「……緑夏ちゃん、ありがとう。俺は少し、凪と話すから」
「あ、はい! ……凪ちゃん、お大事にね」
あたしは僅かに顔を上げて、部屋を出て行く緑夏ちゃんに笑顔で軽く頷いてみせた。
そんなものは偽善でしかなくて、罪悪感がないわけじゃないけれど、密室になった瞬間どうでもよくなる。

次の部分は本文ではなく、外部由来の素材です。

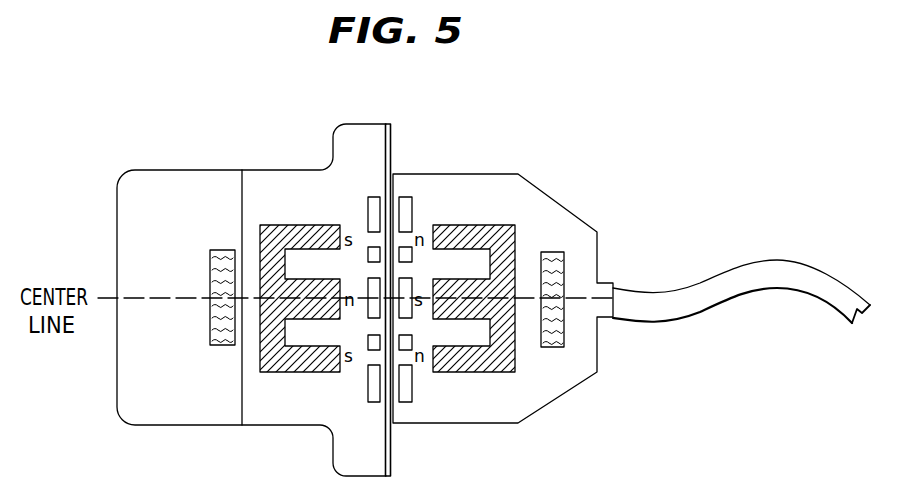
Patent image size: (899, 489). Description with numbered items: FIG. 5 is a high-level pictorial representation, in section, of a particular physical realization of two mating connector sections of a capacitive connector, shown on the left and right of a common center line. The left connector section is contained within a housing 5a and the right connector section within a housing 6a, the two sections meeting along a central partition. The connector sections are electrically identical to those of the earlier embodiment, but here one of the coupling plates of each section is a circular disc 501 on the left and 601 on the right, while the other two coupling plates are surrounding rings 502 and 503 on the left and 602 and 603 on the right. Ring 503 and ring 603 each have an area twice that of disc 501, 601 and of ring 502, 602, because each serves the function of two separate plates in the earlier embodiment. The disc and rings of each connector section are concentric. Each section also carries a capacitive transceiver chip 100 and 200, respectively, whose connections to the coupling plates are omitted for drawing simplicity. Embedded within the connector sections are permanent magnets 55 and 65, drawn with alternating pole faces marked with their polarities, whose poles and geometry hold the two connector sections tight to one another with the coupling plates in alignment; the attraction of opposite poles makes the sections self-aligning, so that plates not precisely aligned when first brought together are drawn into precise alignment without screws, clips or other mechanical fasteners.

The first housing 5a is at (280, 172).
The second housing 6a is at (478, 174).
The permanent magnet 55 is at (273, 224).
The permanent magnet 65 is at (503, 227).
The capacitive transceiver chip 100 is at (223, 250).
The capacitive transceiver chip 200 is at (553, 252).
The circular disc 501 is at (367, 287).
The ring 502 is at (367, 343).
The ring 503 is at (368, 383).
The circular disc 601 is at (445, 227).
The ring 602 is at (412, 345).
The ring 603 is at (412, 387).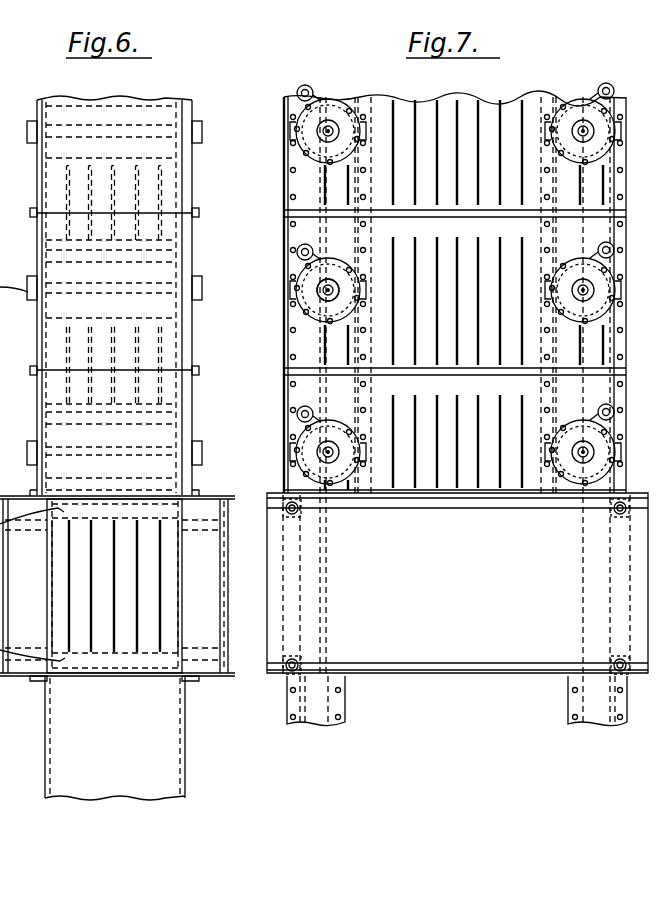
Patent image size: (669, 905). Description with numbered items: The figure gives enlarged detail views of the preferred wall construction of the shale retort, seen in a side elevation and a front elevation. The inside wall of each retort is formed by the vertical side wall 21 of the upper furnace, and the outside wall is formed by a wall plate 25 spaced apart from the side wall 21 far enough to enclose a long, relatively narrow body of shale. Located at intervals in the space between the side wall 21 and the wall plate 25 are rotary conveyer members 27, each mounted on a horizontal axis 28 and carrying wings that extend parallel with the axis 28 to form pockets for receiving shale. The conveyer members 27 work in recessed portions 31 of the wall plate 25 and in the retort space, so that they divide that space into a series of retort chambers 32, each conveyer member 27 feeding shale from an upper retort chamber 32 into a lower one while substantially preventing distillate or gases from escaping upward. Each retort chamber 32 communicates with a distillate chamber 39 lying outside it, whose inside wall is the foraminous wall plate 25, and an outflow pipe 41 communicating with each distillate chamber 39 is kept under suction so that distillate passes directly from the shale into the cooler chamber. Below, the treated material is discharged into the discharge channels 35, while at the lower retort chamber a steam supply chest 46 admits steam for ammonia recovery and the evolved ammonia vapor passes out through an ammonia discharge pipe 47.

In FIG. 7, the side wall of the upper furnace 21 is at (330, 207).
In FIG. 7, the wall plate 25 is at (335, 160).
In FIG. 6, the rotary conveyer member 27 is at (135, 462).
In FIG. 6, the horizontal axis 28 is at (200, 448).
In FIG. 7, the horizontal axis 28 is at (323, 293).
In FIG. 7, the recessed portion 31 is at (340, 128).
In FIG. 7, the retort chamber 32 is at (330, 183).
In FIG. 6, the discharge channel 35 is at (115, 738).
In FIG. 7, the distillate chamber 39 is at (305, 232).
In FIG. 7, the outflow pipe 41 is at (300, 93).
In FIG. 7, the steam supply chest 46 is at (287, 673).
In FIG. 7, the ammonia discharge pipe 47 is at (284, 512).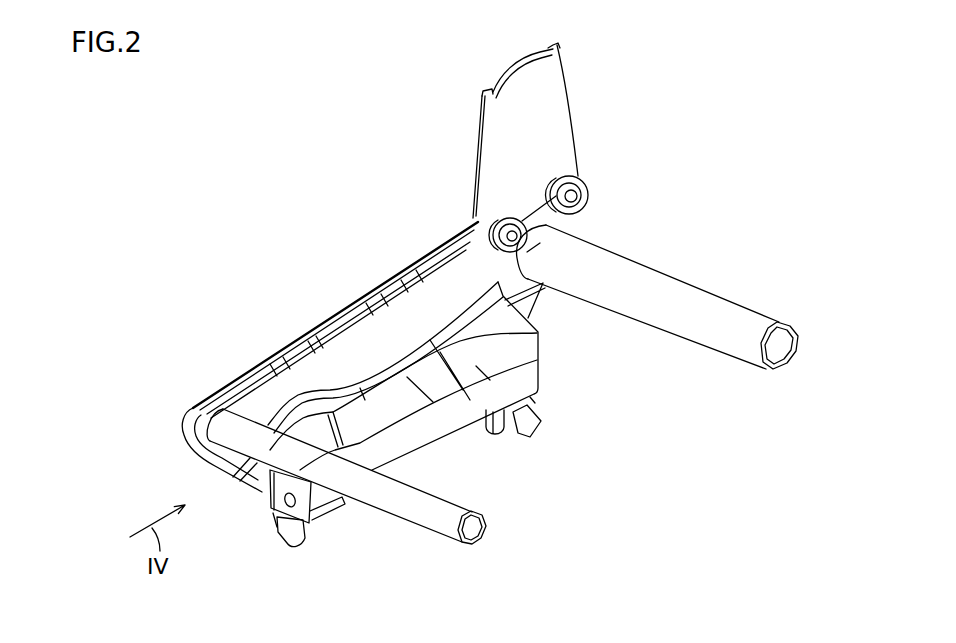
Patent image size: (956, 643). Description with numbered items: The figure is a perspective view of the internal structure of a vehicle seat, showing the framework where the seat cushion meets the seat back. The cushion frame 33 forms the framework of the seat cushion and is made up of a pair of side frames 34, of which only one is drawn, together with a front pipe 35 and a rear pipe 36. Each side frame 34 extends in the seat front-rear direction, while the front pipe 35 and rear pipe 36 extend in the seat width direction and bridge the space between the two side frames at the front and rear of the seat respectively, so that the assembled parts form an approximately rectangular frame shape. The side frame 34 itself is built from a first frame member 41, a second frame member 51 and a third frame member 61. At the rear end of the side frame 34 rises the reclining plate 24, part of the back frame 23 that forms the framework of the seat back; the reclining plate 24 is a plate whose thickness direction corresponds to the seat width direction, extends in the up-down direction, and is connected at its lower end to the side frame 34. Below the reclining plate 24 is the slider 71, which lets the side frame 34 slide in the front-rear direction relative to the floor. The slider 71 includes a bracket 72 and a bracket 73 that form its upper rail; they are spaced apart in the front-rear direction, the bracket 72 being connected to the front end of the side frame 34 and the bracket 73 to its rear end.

The back frame 23 is at (587, 54).
The reclining plate 24 is at (557, 107).
The cushion frame 33 is at (657, 287).
The side frame 34 is at (367, 272).
The front pipe 35 is at (430, 513).
The rear pipe 36 is at (733, 312).
The first frame member 41 is at (260, 410).
The second frame member 51 is at (318, 332).
The third frame member 61 is at (448, 427).
The slider 71 is at (262, 545).
The bracket 72 is at (305, 515).
The bracket 73 is at (534, 400).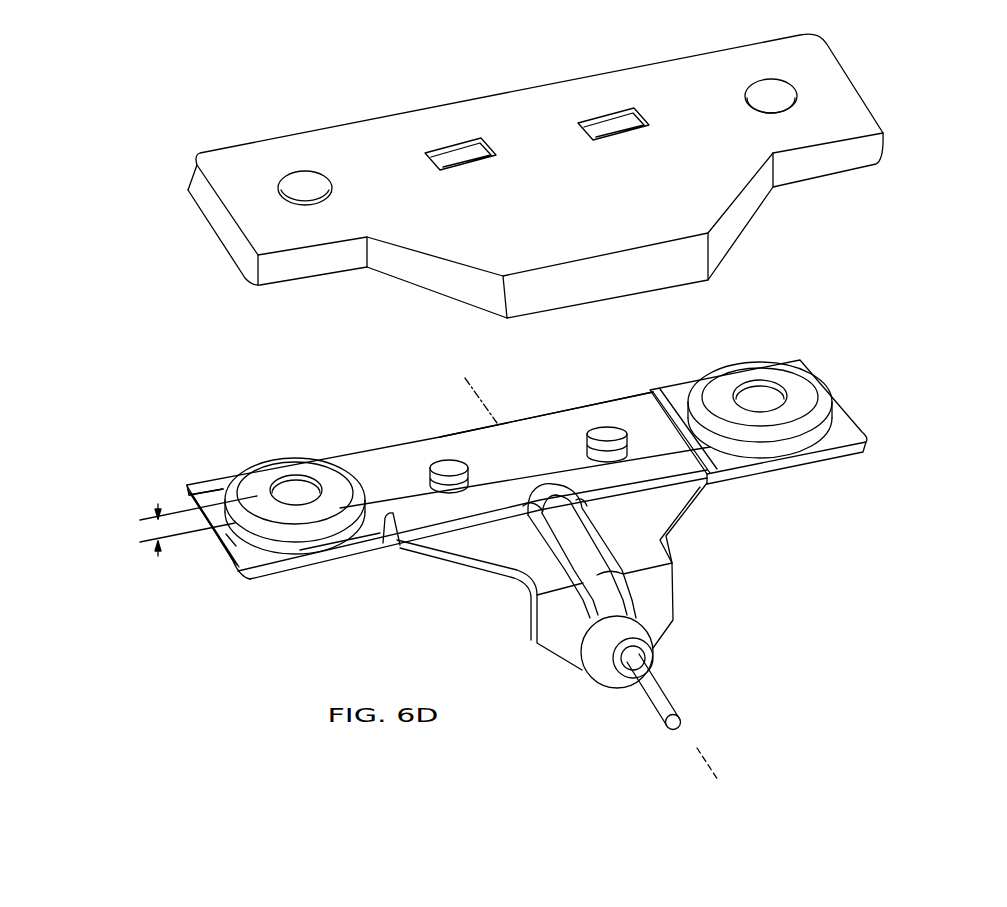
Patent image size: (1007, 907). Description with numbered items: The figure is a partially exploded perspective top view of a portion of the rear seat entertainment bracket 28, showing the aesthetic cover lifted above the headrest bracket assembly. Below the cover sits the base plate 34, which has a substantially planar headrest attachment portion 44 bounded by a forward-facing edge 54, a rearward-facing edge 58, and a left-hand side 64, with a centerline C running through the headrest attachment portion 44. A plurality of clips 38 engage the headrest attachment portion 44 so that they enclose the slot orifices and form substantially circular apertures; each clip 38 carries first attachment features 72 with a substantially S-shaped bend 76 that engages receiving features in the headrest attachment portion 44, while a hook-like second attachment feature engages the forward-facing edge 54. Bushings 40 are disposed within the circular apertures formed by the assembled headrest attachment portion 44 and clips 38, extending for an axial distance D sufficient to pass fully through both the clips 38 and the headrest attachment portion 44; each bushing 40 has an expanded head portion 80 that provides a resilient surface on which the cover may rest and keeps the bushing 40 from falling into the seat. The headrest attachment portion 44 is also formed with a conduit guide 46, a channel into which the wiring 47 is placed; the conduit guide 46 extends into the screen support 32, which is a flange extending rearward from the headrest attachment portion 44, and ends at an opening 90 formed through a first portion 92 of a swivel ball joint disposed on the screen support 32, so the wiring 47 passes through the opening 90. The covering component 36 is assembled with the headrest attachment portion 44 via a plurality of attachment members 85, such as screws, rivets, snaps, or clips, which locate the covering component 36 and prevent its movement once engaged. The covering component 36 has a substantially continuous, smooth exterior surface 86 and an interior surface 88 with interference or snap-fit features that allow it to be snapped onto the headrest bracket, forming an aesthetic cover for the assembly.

The rear seat entertainment bracket 28 is at (105, 57).
The screen support 32 is at (686, 641).
The base plate 34 is at (902, 377).
The covering component 36 is at (530, 163).
The clips 38 is at (218, 487).
The bushings 40 is at (558, 451).
The headrest attachment portion 44 is at (543, 435).
The conduit guide 46 is at (584, 531).
The wiring 47 is at (660, 700).
The forward-facing edge 54 is at (452, 439).
The rearward-facing edge 58 is at (438, 545).
The left-hand side 64 is at (220, 549).
The first attachment features 72 is at (219, 551).
The S-shaped bend 76 is at (238, 553).
The expanded head portion 80 is at (317, 530).
The attachment members 85 is at (606, 127).
The exterior surface 86 is at (687, 78).
The interior surface 88 is at (213, 235).
The opening 90 is at (648, 668).
The first portion 92 is at (600, 647).
The centerline C is at (698, 750).
The axial distance D is at (198, 526).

「さて……お姫さんは俺とふたりで何を話したかったのかな」
「……」
「それとも、話したくないけど何かあった?」
当たってるようで、当たってない。
別に会話なんていらないし、ただふたりの空間にいたかった。
聞きたいことはあるけど、怖くて聞けない。
……ねぇ、サヤ。
外で、あたしのことを本当の娘だと言ってるはずなのに。
あたしがパパと言わずサヤと呼んだのに、どうして緑夏ちゃんは平然としていたの?
緑夏ちゃんは、サヤが誰だか知ってるの?
あたしと血の繋がりがないと、知ってるの?
2人の秘密じゃなかったの?
「……ダンマリはあんまり好ましくないけど……まあ、いっか」
――またあの感覚。
ドロドロとした、意味の分からない苛立ちのような感情。それが心の奥で回って回って、吐き出し口が見つからず、消えないままだ。
「……ん?」
布団の中から出した手でスーツを握ると、サヤは目を細めて微笑む。
「どーしたの? 手、握ってほしいの?」
そう言いながら答えも聞かずに、あたしの手に指を絡めてくる。
奪われたくない。
その言葉が脳裏を掠めた瞬間、胸に渦巻く感情が独占欲だと気付いた。